Wrong, for at least two reasons. First, as mentioned above, volcanoes don’t operate on fixed schedules. If they were buses or trains, passengers would be upset. Second, statistics based on so few data points—just three eruptions—are almost meaningless. So, neither volcanoes nor statistics work that way. There might or might not be another caldera-forming eruption in Yellowstone’s future, but there’s no basis in fact to say it’s overdue. Like most of the future, it’s just unknown. 

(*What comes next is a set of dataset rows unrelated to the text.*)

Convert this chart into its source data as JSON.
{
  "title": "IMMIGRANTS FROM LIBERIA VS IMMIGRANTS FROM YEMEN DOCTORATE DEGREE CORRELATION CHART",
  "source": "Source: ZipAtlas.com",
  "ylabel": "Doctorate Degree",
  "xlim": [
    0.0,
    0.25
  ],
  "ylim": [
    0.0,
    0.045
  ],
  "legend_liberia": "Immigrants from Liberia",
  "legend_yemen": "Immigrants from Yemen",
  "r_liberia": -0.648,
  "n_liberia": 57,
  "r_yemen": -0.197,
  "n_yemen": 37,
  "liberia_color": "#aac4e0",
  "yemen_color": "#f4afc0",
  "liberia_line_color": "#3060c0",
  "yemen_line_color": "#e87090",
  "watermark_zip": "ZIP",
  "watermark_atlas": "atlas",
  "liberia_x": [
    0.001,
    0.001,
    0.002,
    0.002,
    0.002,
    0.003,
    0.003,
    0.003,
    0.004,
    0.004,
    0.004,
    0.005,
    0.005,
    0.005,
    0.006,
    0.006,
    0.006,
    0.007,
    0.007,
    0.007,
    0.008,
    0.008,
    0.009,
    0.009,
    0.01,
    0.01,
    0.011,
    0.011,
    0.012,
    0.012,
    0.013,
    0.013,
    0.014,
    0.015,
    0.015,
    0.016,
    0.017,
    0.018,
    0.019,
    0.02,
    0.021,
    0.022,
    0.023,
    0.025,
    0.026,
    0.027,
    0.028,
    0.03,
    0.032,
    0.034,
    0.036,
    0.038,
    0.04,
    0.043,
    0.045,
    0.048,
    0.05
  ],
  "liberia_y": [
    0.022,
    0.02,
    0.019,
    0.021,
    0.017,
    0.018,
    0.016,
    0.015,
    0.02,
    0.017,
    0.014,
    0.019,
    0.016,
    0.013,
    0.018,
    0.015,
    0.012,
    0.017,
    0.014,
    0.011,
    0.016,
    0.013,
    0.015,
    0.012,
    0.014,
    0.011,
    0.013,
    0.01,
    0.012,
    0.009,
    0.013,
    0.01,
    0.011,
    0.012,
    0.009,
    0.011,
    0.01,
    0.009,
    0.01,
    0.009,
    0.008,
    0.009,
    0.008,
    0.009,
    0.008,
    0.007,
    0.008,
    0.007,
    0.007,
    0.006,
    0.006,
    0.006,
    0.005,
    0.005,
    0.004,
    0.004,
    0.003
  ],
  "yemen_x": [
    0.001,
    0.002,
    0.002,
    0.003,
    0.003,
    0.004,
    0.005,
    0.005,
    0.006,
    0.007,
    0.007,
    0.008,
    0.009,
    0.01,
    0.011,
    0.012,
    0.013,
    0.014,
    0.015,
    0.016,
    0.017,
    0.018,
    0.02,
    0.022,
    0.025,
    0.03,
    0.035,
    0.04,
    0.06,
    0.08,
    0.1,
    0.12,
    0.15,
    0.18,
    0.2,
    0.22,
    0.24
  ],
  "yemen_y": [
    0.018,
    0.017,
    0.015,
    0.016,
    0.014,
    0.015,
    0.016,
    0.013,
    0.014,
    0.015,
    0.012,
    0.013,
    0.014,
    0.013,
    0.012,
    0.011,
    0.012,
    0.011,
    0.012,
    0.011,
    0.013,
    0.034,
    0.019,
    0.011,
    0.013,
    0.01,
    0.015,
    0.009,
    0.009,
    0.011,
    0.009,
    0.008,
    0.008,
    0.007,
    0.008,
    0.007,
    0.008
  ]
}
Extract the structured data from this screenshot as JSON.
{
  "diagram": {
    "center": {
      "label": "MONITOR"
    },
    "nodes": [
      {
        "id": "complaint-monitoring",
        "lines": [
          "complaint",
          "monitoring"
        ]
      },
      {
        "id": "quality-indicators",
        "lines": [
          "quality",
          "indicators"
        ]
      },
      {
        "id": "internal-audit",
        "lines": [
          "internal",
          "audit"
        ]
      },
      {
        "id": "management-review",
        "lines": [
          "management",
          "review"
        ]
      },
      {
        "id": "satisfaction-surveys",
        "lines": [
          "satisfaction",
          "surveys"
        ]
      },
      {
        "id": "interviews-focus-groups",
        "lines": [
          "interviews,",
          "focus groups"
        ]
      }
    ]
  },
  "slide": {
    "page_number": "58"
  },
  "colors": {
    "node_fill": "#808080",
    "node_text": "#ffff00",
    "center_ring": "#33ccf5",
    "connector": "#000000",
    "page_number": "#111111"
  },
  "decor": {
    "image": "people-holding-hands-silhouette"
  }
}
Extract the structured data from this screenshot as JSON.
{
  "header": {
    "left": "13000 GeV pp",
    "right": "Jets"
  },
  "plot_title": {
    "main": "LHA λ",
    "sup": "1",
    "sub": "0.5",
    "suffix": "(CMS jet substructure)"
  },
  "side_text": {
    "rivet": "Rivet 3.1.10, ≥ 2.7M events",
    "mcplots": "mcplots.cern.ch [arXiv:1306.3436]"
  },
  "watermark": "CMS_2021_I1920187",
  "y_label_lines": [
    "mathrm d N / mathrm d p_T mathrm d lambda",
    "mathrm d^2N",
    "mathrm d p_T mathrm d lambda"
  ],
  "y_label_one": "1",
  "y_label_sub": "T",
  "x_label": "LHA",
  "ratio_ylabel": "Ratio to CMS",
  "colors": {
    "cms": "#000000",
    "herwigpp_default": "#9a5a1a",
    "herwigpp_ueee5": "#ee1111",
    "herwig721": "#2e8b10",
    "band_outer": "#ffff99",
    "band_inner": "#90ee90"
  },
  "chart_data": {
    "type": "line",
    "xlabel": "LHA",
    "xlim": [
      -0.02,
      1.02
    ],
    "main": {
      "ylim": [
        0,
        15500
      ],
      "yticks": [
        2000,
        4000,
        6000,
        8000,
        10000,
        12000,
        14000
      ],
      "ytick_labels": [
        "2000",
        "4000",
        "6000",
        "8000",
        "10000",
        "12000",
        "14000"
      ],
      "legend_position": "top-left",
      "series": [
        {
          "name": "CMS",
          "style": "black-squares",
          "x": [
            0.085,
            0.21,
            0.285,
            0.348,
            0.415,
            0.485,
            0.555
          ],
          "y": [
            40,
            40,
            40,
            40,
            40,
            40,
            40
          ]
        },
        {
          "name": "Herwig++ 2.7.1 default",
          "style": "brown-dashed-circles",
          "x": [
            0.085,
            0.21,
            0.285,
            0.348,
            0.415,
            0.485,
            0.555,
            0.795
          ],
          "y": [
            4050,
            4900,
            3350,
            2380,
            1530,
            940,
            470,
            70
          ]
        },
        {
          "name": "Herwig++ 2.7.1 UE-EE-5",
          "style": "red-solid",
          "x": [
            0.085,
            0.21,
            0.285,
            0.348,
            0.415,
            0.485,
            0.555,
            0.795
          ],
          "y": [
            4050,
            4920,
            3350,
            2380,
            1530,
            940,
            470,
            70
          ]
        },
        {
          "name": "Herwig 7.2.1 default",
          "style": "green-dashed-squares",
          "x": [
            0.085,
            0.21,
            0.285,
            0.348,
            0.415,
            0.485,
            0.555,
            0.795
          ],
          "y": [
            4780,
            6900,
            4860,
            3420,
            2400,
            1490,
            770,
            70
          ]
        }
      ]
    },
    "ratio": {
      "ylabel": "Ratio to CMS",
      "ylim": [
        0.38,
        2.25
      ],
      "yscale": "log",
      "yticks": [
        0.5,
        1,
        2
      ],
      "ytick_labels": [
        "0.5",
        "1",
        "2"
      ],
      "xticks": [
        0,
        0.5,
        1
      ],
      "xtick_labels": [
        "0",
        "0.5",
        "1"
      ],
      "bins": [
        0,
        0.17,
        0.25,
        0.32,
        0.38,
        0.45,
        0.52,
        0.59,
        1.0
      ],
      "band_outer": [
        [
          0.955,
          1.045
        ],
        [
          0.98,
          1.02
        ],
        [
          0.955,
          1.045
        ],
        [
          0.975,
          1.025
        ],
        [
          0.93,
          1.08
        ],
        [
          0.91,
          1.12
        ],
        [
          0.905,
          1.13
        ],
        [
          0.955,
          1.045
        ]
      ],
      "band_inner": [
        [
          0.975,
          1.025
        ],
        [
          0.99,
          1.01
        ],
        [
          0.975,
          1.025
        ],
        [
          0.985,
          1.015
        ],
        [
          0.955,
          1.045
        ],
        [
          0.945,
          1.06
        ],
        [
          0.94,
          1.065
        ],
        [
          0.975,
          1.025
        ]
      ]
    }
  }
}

Furthermore, Yellowstone’s next eruption won’t “trigger the end of civilization as we know it.” There are two reasons for that. First, smaller and less explosive eruptions are much more common than catastrophic ones at Yellowstone. Since the eruption that formed Yellowstone caldera, there have been dozens of smaller eruptions that produced rhyolite lava flows. Granted, those eruptions were not trifling. Some of the lava flows reach as far as 30 km (19 mi) from their source vents and are more than 400 m (1,300 ft) thick. Similar events in the future would cause major disruptions to everyday life in the area, but research shows there would be adequate warning to help mitigate the effects. And second, no explosive eruptions have ever caused planet-wide extinctions. Flood basalt eruptions, which emit copious amounts of lava and gas and last for tens to hundreds of thousands of years (like the Deccan Traps in India), do have that potential, but explosive eruptions don’t last long enough to have such an impact. 

Map of Yellowstone caldera showing the locations and ages of the most recent rhyolite eruptions at Yellowstone, the Central Plateau Member rhyolites
Map of Yellowstone caldera showing the locations and ages of the most recent rhyolite eruptions at Yellowstone, the Central Plateau Member rhyolites. Unit boundaries are from Christiansen (2001). The West Thumb region of Yellowstone Lake is indicated because it is thought to be the location of an explosive eruption and the source vent for the Tuff of Bluff Point. The Central Plateau Member rhyolites are broken into five informal groups based on new 40Ar/39Ar eruption ages. Each informal eruption group is shown in the same color. Numbers on the map and legend are included to indicate the location of different lava flows. Group mean ages and their 95% confidence intervals are included next to the list of units.

In fact, the most likely and impactful hazards on human timescales at Yellowstone—hydrothermal explosions and large earthquakes—don’t even involve magma reaching the surface. Hydrothermal explosions occur every few years or so at Yellowstone. Most are small and affect areas tens of feet in diameter, like the 1989 explosion of Porkchop Geyser in Norris Geyser Basin. Less frequent, larger events could eject rocks and hot water a few thousand feet into the air—serious and very hazardous to anyone in the vicinity, but not Armageddon. 

Earthquakes in the magnitude 6–7 range occur in the Yellowstone region about once or twice per century and pose a much greater near-term threat than a magmatic eruption. Examples include the 1959 M7.3 Hebgen Lake and 1975 M6 Yellowstone Park earthquakes. Future large earthquakes will be damaging, and their impacts felt throughout the region, but they will not be planet-wide catastrophes. 

One last point: documentaries and movies will often claim that recent earthquake swarms and other activity are an indication of an impending eruption. Not so. Yellowstone typically experiences 1,500–2,500 small earthquakes annually along with hydrothermal activity, ground deformation (both up and down), and other volcanic vital signs. But those are background signs of repose in the hydrothermally active area that is Yellowstone, and not short-term indicators of a future eruption. 

Critic’s summary:  Enjoy disaster movies if you’re so inclined. But keep in mind that as a purveyor of impending planetary doom, Yellowstone is clearly overrated. In almost every other respect, it’s just “super.”